We soon found out. According to the documentary, when Robert was only seven, his father—who had just been diagnosed with terminal cancer—cut his own throat, whereupon Robert’s mother had a nervous breakdown and was committed to an institution.
“He must have felt that his mother had abandoned him. No wonder he grew up to be such a womanizer,” I mused, going through a mental list of all the stars, models, and society beauties he was said to have dated.
“He was a womanizer before he met Lady Georgiana, but never since, because he was so madly in love with her, and would be . . . irrevocably,” Lindy said, misty-eyed.
“Lindy, honey, I think you mean eternally,” I said.
According to the documentary, after the death of Robert’s father, it was discovered that Sir Stanley Hartwell was a degenerate gambler and had secretly squandered the family fortune in its entirety, so little Robert was left penniless, and his paternal aunt and uncle took him in. This information was accompanied by a shot of a haggard American Gothic–style couple, who, the narrator explained were tough Scottish immigrants who had settled in Nebraska.

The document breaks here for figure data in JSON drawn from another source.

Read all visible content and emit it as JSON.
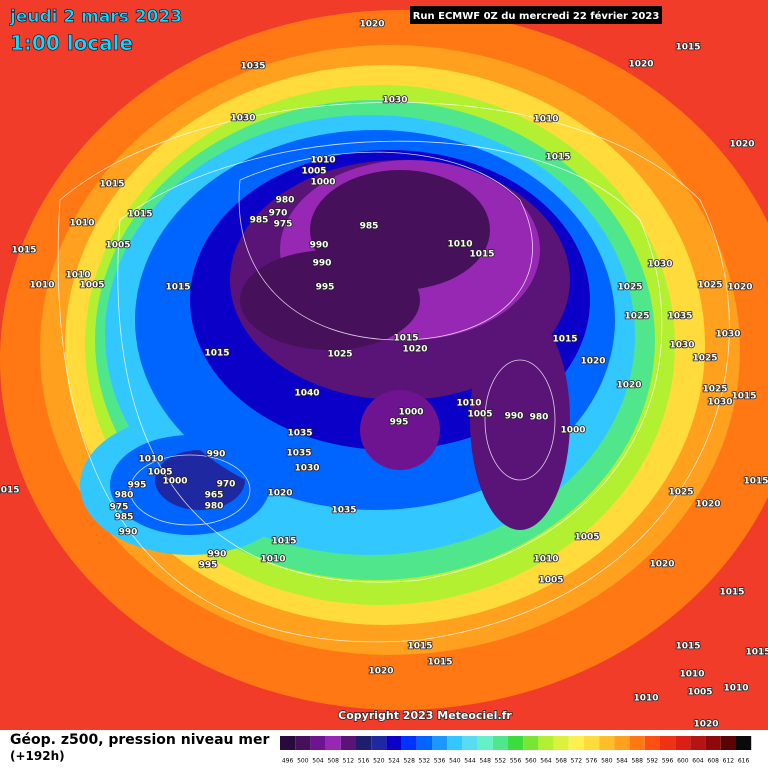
{
  "header": {
    "date": "jeudi 2 mars 2023",
    "time": "1:00 locale",
    "run": "Run ECMWF 0Z du mercredi 22 février 2023"
  },
  "footer": {
    "title": "Géop. z500, pression niveau mer",
    "lead": "(+192h)",
    "copyright": "Copyright 2023 Meteociel.fr"
  },
  "colorbar": {
    "values": [
      496,
      500,
      504,
      508,
      512,
      516,
      520,
      524,
      528,
      532,
      536,
      540,
      544,
      548,
      552,
      556,
      560,
      564,
      568,
      572,
      576,
      580,
      584,
      588,
      592,
      596,
      600,
      604,
      608,
      612,
      616
    ],
    "colors": [
      "#2a0a3c",
      "#46105a",
      "#6e1490",
      "#9628b4",
      "#5a1478",
      "#1e1e6e",
      "#1e28a0",
      "#0a00c8",
      "#0032ff",
      "#0064ff",
      "#1e96ff",
      "#32c8ff",
      "#5adcf0",
      "#64f0c8",
      "#50e68c",
      "#3cdc3c",
      "#78e632",
      "#b4f032",
      "#dcf03c",
      "#fff050",
      "#ffdc3c",
      "#ffbe28",
      "#ffa01e",
      "#ff7814",
      "#ff5014",
      "#f03214",
      "#dc1e14",
      "#b41414",
      "#8c0a0a",
      "#5a0505",
      "#0a0a0a"
    ]
  },
  "isobar_labels": [
    "1020",
    "1035",
    "1030",
    "1030",
    "1015",
    "1020",
    "1010",
    "1015",
    "1020",
    "1015",
    "1015",
    "1010",
    "1005",
    "1015",
    "1010",
    "1005",
    "1010",
    "1015",
    "1010",
    "1005",
    "1000",
    "980",
    "970",
    "975",
    "985",
    "985",
    "990",
    "990",
    "995",
    "1010",
    "1015",
    "1030",
    "1025",
    "1025",
    "1020",
    "1025",
    "1035",
    "1015",
    "1020",
    "1025",
    "1015",
    "1015",
    "1030",
    "1025",
    "1020",
    "1030",
    "1020",
    "1040",
    "1025",
    "1015",
    "1010",
    "1005",
    "1000",
    "995",
    "990",
    "980",
    "1000",
    "1030",
    "1035",
    "1010",
    "1005",
    "990",
    "1035",
    "1030",
    "995",
    "980",
    "975",
    "985",
    "965",
    "980",
    "970",
    "1000",
    "1020",
    "1015",
    "1015",
    "1025",
    "1020",
    "1035",
    "990",
    "1015",
    "1005",
    "990",
    "995",
    "1010",
    "1010",
    "1020",
    "1005",
    "1015",
    "1015",
    "1015",
    "1020",
    "1015",
    "1015",
    "1010",
    "1010",
    "1005",
    "1010",
    "1020"
  ]
}
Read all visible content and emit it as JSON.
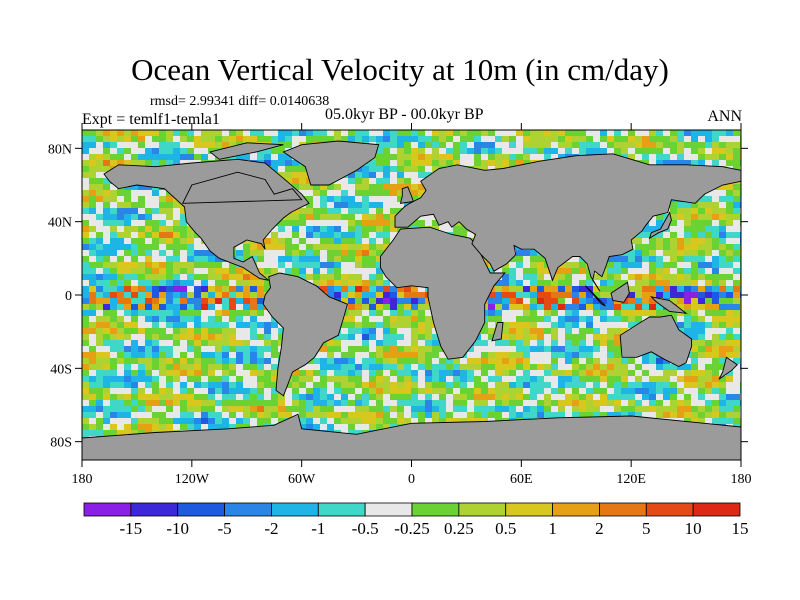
{
  "header": {
    "title": "Ocean Vertical Velocity at 10m (in cm/day)",
    "stats": "rmsd= 2.99341 diff= 0.0140638",
    "experiment": "Expt = temlf1-temla1",
    "period": "05.0kyr BP - 00.0kyr BP",
    "season": "ANN"
  },
  "chart_data": {
    "type": "heatmap",
    "title": "Ocean Vertical Velocity at 10m (in cm/day)",
    "xlabel": "",
    "ylabel": "",
    "xlim": [
      -180,
      180
    ],
    "ylim": [
      -90,
      90
    ],
    "x_ticks": [
      {
        "value": -180,
        "label": "180"
      },
      {
        "value": -120,
        "label": "120W"
      },
      {
        "value": -60,
        "label": "60W"
      },
      {
        "value": 0,
        "label": "0"
      },
      {
        "value": 60,
        "label": "60E"
      },
      {
        "value": 120,
        "label": "120E"
      },
      {
        "value": 180,
        "label": "180"
      }
    ],
    "y_ticks": [
      {
        "value": 80,
        "label": "80N"
      },
      {
        "value": 40,
        "label": "40N"
      },
      {
        "value": 0,
        "label": "0"
      },
      {
        "value": -40,
        "label": "40S"
      },
      {
        "value": -80,
        "label": "80S"
      }
    ],
    "land_color": "#9b9b9b",
    "colorbar": {
      "colors": [
        "#8a1fe6",
        "#3c28d8",
        "#1e5adf",
        "#2a86e6",
        "#1eb4e6",
        "#3fd8c8",
        "#e8e8e8",
        "#6ad232",
        "#aed232",
        "#d8c81e",
        "#e6a014",
        "#e67814",
        "#e64a14",
        "#dc2814"
      ],
      "labels": [
        "-15",
        "-10",
        "-5",
        "-2",
        "-1",
        "-0.5",
        "-0.25",
        "0.25",
        "0.5",
        "1",
        "2",
        "5",
        "10",
        "15"
      ]
    }
  }
}
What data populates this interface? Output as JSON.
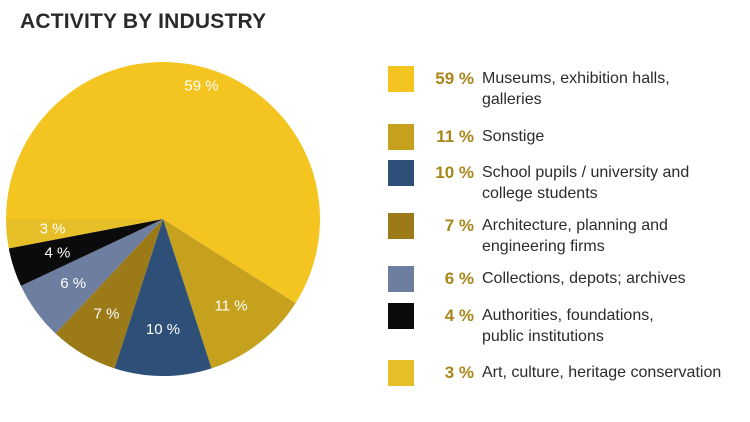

Fulfilling the conditions of Robert’s father’s will, they’d managed to send him to boarding school in England for a year or two, but they’d balked at paying the fees long-term and the school had quickly shipped him back to America.
From then on, Robert was put to work on their ranch, toiling long and hard with very little reward. But although he was bone-tired at the end of each evening, he studied through the night and ultimately won a scholarship to college.
On the first day of his very first vacation, he hitched a ride to California and, lured there by the siren’s song of his father’s gambling gene, ended up at Los Alamitos racetrack. With just a hundred dollars in his pocket, he bet every cent on a 500-to-1 long shot, the horse romped home a winner, and Robert Hartwell had taken the first leap toward building his fortune.